Low-Cost Conservation

In the face of climate change and energy challenges, what creative ways are you finding to forge healthy and durable lives and communities? Send submissions — five hundred words or fewer — to Orion, 187 Main Street, Great Barrington, MA 01230, or via {encode=”moa@orionsociety.org” title=”e-mail”}. Submissions become property of Orion.

The essential challenge for our culture is to subordinate our consumptive lifestyle to the limitations on which all life depends. The Sullivan Alliance for Sustainable Development (SASD), based in the Catskill Mountains region of New York, acknowledges this challenge and is working to meet it. A primary focus of our effort is educating the Sullivan County community about the tangible benefits of reducing energy consumption, not just for the environment, but also for the pocketbook. True change will necessarily require a deeper shift in how we value the natural world, but we recognize that taking more time to act is a luxury we can ill afford.

SASD believes important changes in energy consumption become more palatable to the public if people understand there is much they can do on several levels. We’re facilitating this understanding through community workshops and presentations. Just as the power of compounding interest can dramatically increase the value of a savings account over time, low-cost conservation measures can be used to sustain reduced levels of energy consumption into the future. Reducing hot water temperatures, keeping heat registers clean, and washing only full loads of laundry are just some of the many simple energy “deposits” that build over time.

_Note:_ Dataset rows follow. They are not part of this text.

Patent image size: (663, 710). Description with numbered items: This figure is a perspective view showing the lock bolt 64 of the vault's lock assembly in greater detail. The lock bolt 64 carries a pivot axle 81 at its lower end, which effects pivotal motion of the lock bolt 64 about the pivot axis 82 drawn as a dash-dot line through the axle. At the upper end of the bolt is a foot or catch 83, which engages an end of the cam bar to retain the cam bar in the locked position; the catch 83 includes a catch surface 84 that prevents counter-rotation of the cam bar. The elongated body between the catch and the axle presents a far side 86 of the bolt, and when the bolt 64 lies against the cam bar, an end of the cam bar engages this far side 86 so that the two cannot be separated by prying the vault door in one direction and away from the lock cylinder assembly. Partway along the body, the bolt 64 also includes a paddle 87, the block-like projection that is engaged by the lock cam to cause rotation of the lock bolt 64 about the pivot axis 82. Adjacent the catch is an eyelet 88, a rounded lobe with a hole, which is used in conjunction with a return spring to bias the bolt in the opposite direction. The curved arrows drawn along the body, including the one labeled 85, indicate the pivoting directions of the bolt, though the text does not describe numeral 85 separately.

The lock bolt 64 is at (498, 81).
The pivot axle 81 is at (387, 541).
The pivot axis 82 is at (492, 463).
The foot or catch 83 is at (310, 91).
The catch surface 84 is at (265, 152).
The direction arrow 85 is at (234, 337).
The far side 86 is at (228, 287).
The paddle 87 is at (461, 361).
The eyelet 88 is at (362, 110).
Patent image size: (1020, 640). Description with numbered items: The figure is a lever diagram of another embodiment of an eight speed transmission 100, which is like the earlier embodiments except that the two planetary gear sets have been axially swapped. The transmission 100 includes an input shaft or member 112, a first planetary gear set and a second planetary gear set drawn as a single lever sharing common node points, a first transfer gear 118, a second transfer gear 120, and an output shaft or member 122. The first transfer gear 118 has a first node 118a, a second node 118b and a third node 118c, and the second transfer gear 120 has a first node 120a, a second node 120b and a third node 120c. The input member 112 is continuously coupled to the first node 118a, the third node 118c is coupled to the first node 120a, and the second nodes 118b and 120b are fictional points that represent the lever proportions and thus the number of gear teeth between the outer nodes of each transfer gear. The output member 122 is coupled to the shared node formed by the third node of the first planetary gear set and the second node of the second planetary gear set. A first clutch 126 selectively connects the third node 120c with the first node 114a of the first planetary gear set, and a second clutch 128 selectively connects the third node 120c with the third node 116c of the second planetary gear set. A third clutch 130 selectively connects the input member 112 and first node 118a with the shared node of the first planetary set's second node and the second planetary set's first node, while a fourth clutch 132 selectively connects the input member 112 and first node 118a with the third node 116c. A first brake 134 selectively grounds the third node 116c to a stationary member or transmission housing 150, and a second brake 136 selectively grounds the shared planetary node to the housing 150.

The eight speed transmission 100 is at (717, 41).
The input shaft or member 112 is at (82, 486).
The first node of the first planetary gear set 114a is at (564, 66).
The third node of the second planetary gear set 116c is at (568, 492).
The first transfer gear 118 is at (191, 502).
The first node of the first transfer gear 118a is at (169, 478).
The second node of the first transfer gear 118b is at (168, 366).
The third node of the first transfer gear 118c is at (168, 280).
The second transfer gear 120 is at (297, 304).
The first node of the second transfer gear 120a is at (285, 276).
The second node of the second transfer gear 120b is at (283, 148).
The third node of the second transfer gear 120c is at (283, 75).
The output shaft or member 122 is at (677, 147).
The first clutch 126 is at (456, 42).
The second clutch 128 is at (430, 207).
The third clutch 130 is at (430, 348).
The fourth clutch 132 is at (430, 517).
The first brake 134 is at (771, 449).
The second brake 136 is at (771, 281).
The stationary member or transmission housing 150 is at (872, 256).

SASD is articulating how these actions help leverage a flourishing renewable energy economy that can feed our local economy, and how doing so helps address national and global problems. For example, in 2006, a typical homeowner in our area would have paid between $14,000 and $20,000 (even after a 50 percent state rebate and applicable tax credits) to install enough solar panels to meet much of her electricity needs. But those panels would have generated only $650 worth of electricity that year. This would be difficult for many to afford, but it represents an important opportunity for using conservation to significantly reduce the size, and therefore the cost, of the system required. Each $1 reduction in her electricity usage she can sustain through conservation means between $20 and $30 worth of solar panels she doesn’t have to install. This practice makes it possible for more people to afford photovoltaic systems that supply most or all of their electricity. Jobs created by training a local labor force to install and maintain these systems are another benefit in an area where many are in need of a living wage.

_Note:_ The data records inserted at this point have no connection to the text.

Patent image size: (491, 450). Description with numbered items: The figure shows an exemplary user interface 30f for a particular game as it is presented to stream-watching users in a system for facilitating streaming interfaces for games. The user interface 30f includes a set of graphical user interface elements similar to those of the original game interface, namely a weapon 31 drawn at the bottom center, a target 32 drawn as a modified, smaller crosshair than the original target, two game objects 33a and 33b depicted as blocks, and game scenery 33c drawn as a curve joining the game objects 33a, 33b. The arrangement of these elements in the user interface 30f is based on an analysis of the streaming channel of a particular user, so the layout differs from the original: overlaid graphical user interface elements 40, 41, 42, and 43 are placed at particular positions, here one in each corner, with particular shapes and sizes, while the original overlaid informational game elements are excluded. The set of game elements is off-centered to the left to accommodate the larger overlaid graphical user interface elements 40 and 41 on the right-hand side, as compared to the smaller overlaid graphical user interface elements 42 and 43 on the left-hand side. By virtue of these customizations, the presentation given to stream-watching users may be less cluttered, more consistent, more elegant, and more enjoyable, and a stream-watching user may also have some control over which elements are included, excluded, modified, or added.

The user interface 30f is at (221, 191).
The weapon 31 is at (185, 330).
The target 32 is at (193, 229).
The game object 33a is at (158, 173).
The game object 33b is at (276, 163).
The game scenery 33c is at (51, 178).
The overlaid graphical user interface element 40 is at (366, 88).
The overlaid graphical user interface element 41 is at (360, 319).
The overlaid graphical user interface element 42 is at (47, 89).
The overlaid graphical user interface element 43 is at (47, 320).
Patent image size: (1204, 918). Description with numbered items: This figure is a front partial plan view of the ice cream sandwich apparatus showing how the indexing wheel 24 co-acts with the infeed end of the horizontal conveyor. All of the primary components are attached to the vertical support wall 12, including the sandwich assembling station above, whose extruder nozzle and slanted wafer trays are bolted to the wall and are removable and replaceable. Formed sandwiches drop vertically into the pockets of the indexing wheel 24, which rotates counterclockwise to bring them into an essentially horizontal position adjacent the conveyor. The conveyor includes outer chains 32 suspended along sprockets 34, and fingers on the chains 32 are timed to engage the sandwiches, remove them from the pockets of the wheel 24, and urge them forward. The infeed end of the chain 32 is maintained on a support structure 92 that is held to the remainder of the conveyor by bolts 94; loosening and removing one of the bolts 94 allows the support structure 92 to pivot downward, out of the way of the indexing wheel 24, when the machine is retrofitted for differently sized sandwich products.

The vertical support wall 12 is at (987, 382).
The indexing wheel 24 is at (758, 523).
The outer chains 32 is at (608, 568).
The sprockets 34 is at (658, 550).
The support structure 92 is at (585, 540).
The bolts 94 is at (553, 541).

We also recognize that encouraging municipal facilities to take similar actions and advocating for municipally owned renewable power can spread economic and environmental benefits more broadly across the community. Proceeds from generating local renewable energy could be used to lower property and school taxes and to fund low-interest community loans targeted at further expanding renewable-energy opportunities for as many area residents as possible.